Jia is best known for his intervention in the Battle of Xiangyang, where he hid the true situation (Xiangyang was under heavy attack from the Mongols and would almost certainly fall without reinforcements) from the Song court. During the Mongol invasion, there was intense political infighting among Song generals, with Jia Sidao and members of the Lü Wenhuan's family actively opposing the Song general Li Tingzhi.

Jia enjoyed the special favor of the Emperor Duzong. Being Jia's junior by 27 years, the Emperor used to stand up upon his entrance, called him "teacher" (though Jia was not an imperial degree holder, and never held such a formal post), and is said to have knelt in tears on one occasion, begging Jia Sidao to remain in office.
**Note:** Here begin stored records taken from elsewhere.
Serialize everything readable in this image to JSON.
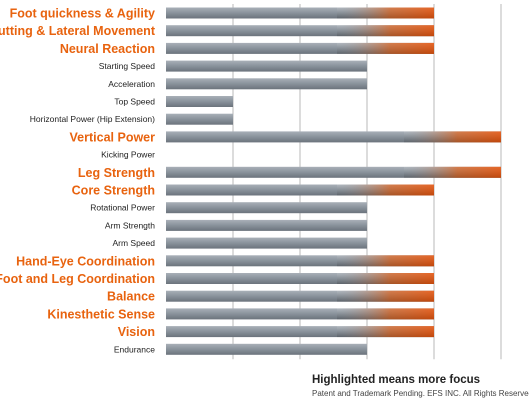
{
  "chart_data": {
    "type": "bar",
    "orientation": "horizontal",
    "grid": true,
    "xlim": [
      0,
      5
    ],
    "colors": {
      "bar": "#8a939c",
      "bar_highlight_end": "#e2530d",
      "highlight_label": "#e8630f",
      "label": "#222222",
      "grid": "#b9b9b9"
    },
    "categories": [
      "Foot quickness & Agility",
      "Cutting & Lateral Movement",
      "Neural Reaction",
      "Starting Speed",
      "Acceleration",
      "Top Speed",
      "Horizontal Power (Hip Extension)",
      "Vertical Power",
      "Kicking Power",
      "Leg Strength",
      "Core Strength",
      "Rotational Power",
      "Arm Strength",
      "Arm Speed",
      "Hand-Eye Coordination",
      "Foot and Leg Coordination",
      "Balance",
      "Kinesthetic Sense",
      "Vision",
      "Endurance"
    ],
    "values": [
      4,
      4,
      4,
      3,
      3,
      1,
      1,
      5,
      0,
      5,
      4,
      3,
      3,
      3,
      4,
      4,
      4,
      4,
      4,
      3
    ],
    "highlighted": [
      true,
      true,
      true,
      false,
      false,
      false,
      false,
      true,
      false,
      true,
      true,
      false,
      false,
      false,
      true,
      true,
      true,
      true,
      true,
      false
    ]
  },
  "footer": {
    "legend_note": "Highlighted means more focus",
    "copyright": "Patent and Trademark Pending. EFS INC. All Rights Reserved."
  }
}
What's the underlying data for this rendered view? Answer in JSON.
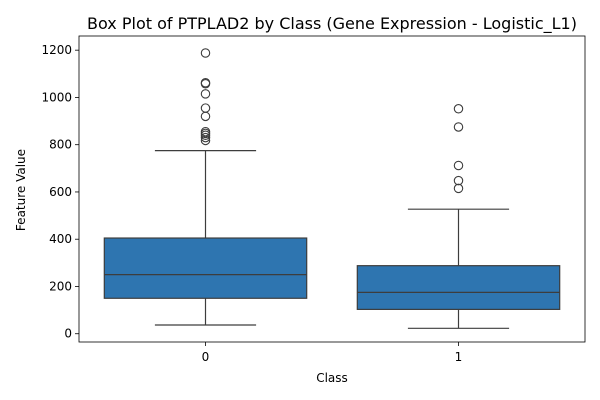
{
  "chart_data": {
    "type": "box",
    "title": "Box Plot of PTPLAD2 by Class (Gene Expression - Logistic_L1)",
    "xlabel": "Class",
    "ylabel": "Feature Value",
    "categories": [
      "0",
      "1"
    ],
    "ylim": [
      -35,
      1260
    ],
    "yticks": [
      0,
      200,
      400,
      600,
      800,
      1000,
      1200
    ],
    "box_color": "#2e75b0",
    "edge_color": "#3d3d3d",
    "boxes": [
      {
        "category": "0",
        "whisker_low": 37,
        "q1": 150,
        "median": 250,
        "q3": 405,
        "whisker_high": 775,
        "outliers": [
          818,
          830,
          840,
          848,
          855,
          920,
          955,
          1015,
          1058,
          1062,
          1188
        ]
      },
      {
        "category": "1",
        "whisker_low": 23,
        "q1": 103,
        "median": 175,
        "q3": 288,
        "whisker_high": 527,
        "outliers": [
          615,
          648,
          712,
          875,
          952
        ]
      }
    ]
  }
}
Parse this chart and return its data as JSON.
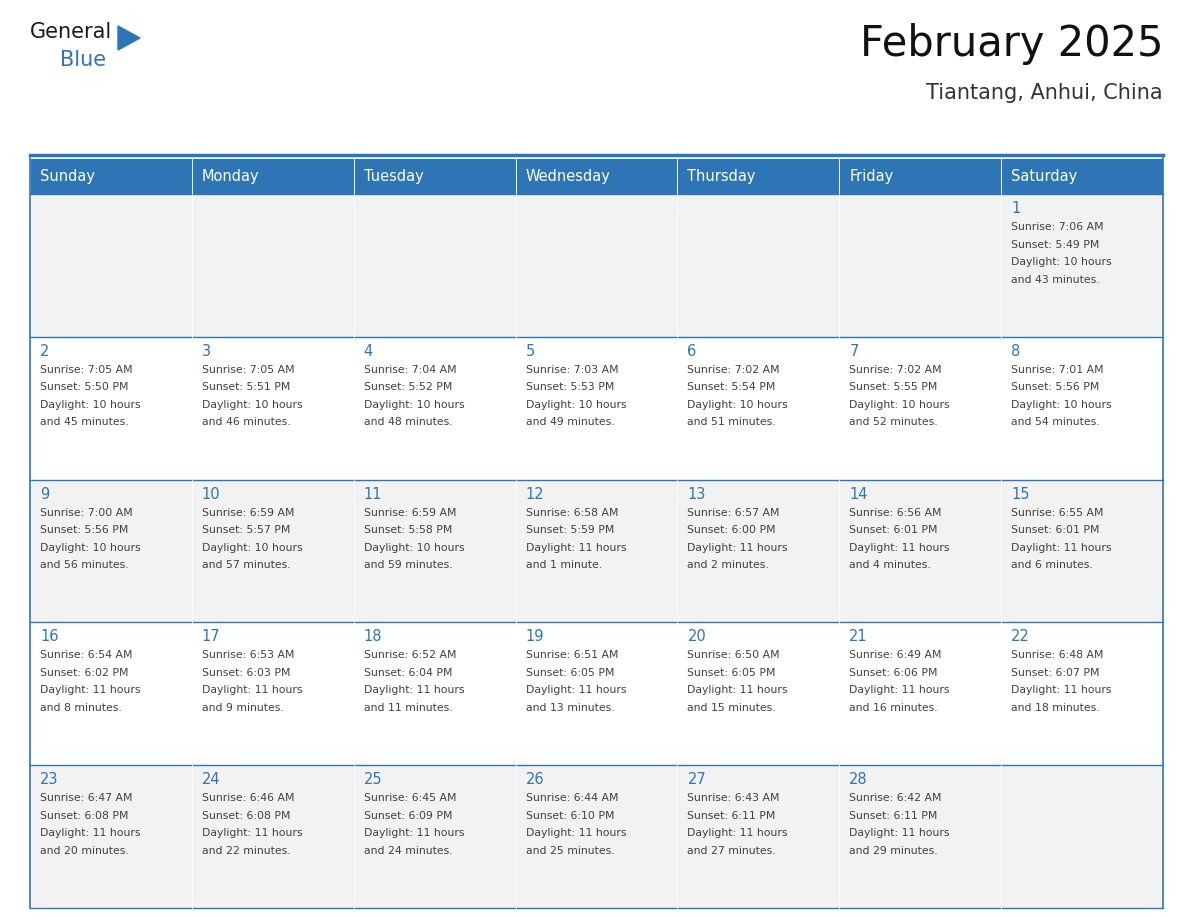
{
  "title": "February 2025",
  "subtitle": "Tiantang, Anhui, China",
  "header_bg": "#2E75B6",
  "header_text": "#FFFFFF",
  "cell_bg_odd": "#F2F2F2",
  "cell_bg_even": "#FFFFFF",
  "day_number_color": "#2E75B6",
  "text_color": "#404040",
  "border_color": "#2E75B6",
  "days_of_week": [
    "Sunday",
    "Monday",
    "Tuesday",
    "Wednesday",
    "Thursday",
    "Friday",
    "Saturday"
  ],
  "weeks": [
    [
      {
        "day": null,
        "info": ""
      },
      {
        "day": null,
        "info": ""
      },
      {
        "day": null,
        "info": ""
      },
      {
        "day": null,
        "info": ""
      },
      {
        "day": null,
        "info": ""
      },
      {
        "day": null,
        "info": ""
      },
      {
        "day": 1,
        "info": "Sunrise: 7:06 AM\nSunset: 5:49 PM\nDaylight: 10 hours\nand 43 minutes."
      }
    ],
    [
      {
        "day": 2,
        "info": "Sunrise: 7:05 AM\nSunset: 5:50 PM\nDaylight: 10 hours\nand 45 minutes."
      },
      {
        "day": 3,
        "info": "Sunrise: 7:05 AM\nSunset: 5:51 PM\nDaylight: 10 hours\nand 46 minutes."
      },
      {
        "day": 4,
        "info": "Sunrise: 7:04 AM\nSunset: 5:52 PM\nDaylight: 10 hours\nand 48 minutes."
      },
      {
        "day": 5,
        "info": "Sunrise: 7:03 AM\nSunset: 5:53 PM\nDaylight: 10 hours\nand 49 minutes."
      },
      {
        "day": 6,
        "info": "Sunrise: 7:02 AM\nSunset: 5:54 PM\nDaylight: 10 hours\nand 51 minutes."
      },
      {
        "day": 7,
        "info": "Sunrise: 7:02 AM\nSunset: 5:55 PM\nDaylight: 10 hours\nand 52 minutes."
      },
      {
        "day": 8,
        "info": "Sunrise: 7:01 AM\nSunset: 5:56 PM\nDaylight: 10 hours\nand 54 minutes."
      }
    ],
    [
      {
        "day": 9,
        "info": "Sunrise: 7:00 AM\nSunset: 5:56 PM\nDaylight: 10 hours\nand 56 minutes."
      },
      {
        "day": 10,
        "info": "Sunrise: 6:59 AM\nSunset: 5:57 PM\nDaylight: 10 hours\nand 57 minutes."
      },
      {
        "day": 11,
        "info": "Sunrise: 6:59 AM\nSunset: 5:58 PM\nDaylight: 10 hours\nand 59 minutes."
      },
      {
        "day": 12,
        "info": "Sunrise: 6:58 AM\nSunset: 5:59 PM\nDaylight: 11 hours\nand 1 minute."
      },
      {
        "day": 13,
        "info": "Sunrise: 6:57 AM\nSunset: 6:00 PM\nDaylight: 11 hours\nand 2 minutes."
      },
      {
        "day": 14,
        "info": "Sunrise: 6:56 AM\nSunset: 6:01 PM\nDaylight: 11 hours\nand 4 minutes."
      },
      {
        "day": 15,
        "info": "Sunrise: 6:55 AM\nSunset: 6:01 PM\nDaylight: 11 hours\nand 6 minutes."
      }
    ],
    [
      {
        "day": 16,
        "info": "Sunrise: 6:54 AM\nSunset: 6:02 PM\nDaylight: 11 hours\nand 8 minutes."
      },
      {
        "day": 17,
        "info": "Sunrise: 6:53 AM\nSunset: 6:03 PM\nDaylight: 11 hours\nand 9 minutes."
      },
      {
        "day": 18,
        "info": "Sunrise: 6:52 AM\nSunset: 6:04 PM\nDaylight: 11 hours\nand 11 minutes."
      },
      {
        "day": 19,
        "info": "Sunrise: 6:51 AM\nSunset: 6:05 PM\nDaylight: 11 hours\nand 13 minutes."
      },
      {
        "day": 20,
        "info": "Sunrise: 6:50 AM\nSunset: 6:05 PM\nDaylight: 11 hours\nand 15 minutes."
      },
      {
        "day": 21,
        "info": "Sunrise: 6:49 AM\nSunset: 6:06 PM\nDaylight: 11 hours\nand 16 minutes."
      },
      {
        "day": 22,
        "info": "Sunrise: 6:48 AM\nSunset: 6:07 PM\nDaylight: 11 hours\nand 18 minutes."
      }
    ],
    [
      {
        "day": 23,
        "info": "Sunrise: 6:47 AM\nSunset: 6:08 PM\nDaylight: 11 hours\nand 20 minutes."
      },
      {
        "day": 24,
        "info": "Sunrise: 6:46 AM\nSunset: 6:08 PM\nDaylight: 11 hours\nand 22 minutes."
      },
      {
        "day": 25,
        "info": "Sunrise: 6:45 AM\nSunset: 6:09 PM\nDaylight: 11 hours\nand 24 minutes."
      },
      {
        "day": 26,
        "info": "Sunrise: 6:44 AM\nSunset: 6:10 PM\nDaylight: 11 hours\nand 25 minutes."
      },
      {
        "day": 27,
        "info": "Sunrise: 6:43 AM\nSunset: 6:11 PM\nDaylight: 11 hours\nand 27 minutes."
      },
      {
        "day": 28,
        "info": "Sunrise: 6:42 AM\nSunset: 6:11 PM\nDaylight: 11 hours\nand 29 minutes."
      },
      {
        "day": null,
        "info": ""
      }
    ]
  ],
  "logo_general_color": "#1a1a1a",
  "logo_blue_color": "#2E75B6",
  "logo_triangle_color": "#2E75B6",
  "fig_width": 11.88,
  "fig_height": 9.18,
  "dpi": 100
}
Jia pioneered a policy of land nationalization highly unpopular among the Confucians, who favored low taxes and a small role for the state. The land survey, endorsed by several other officials, was undertaken ca. 1262. It was driven by pressing military needs, and by rampant concentration of land in the hands of powerful landlords, who were often high-ranking court officials. In 1263, the gongtian (公田, "public field," a northern Song feature) system was re-introduced, whereby the amount of land held by individuals was restricted, and the excess land being classified as gongtian. The income from gongtian was then used to supplement military expenditure; this system functioned for the next 12 years. Jia's land reform activities went even further than those undertaken by Wang Mang during the Han dynasty, as under Wang Mang, the state monopolized only 1/3 of the excess land holdings, and at least provided some minimal compensation. In contrast, Jia's reforms offered no compensation; another of Jia's aims was to abolish the hedi policy, and reduce the amount of paper money in circulation, as under the hedi policy, with the government purchasing more grain, they had to issue more paper money, resulting in rising inflation.

During the siege of Ezhou, Jia Sidao's offer to Kublai Khan to partition China was rejected, however due to Mongke's failure of the Yunnan campaign, and a redirection of massive troops to the Ezhou frontier, Kublai decided to offer Jia Sidao a deal that he would return to Karakorum for his kurultai due to the succession dispute with Ariq Böke.

Later, at the Battle of Yihu, Jia Sidao, while leading an army of 130,000, panicked and escaped the battlefield in a small boat. The troops, seeing that their commander had abandoned them, retreated hastily; the result was a defeat whereby the remnants of the Song army were routed, allowing the Mongols to advance on the capital, Lin'an. As a result of this defeat, Jia Sidao was demoted from the post of chancellor.

===Death===
The possibility of executing Jia Sidao for his court failures was hotly debated in Lin'an (now Hangzhou) on the verge of its fall. Dowager Empress Xie objected to this as a cruelty, but issued progressively severe decrees of banishment and property confiscation that included Jia Sidao and his family under the pressure of the public. Ultimately, in 1275, Jia Sidao was assassinated by a court-designated sheriff, Zheng Huchen (郑虎臣), who had been charged with his custody. Whether the execution was court-sanctioned remains unclear.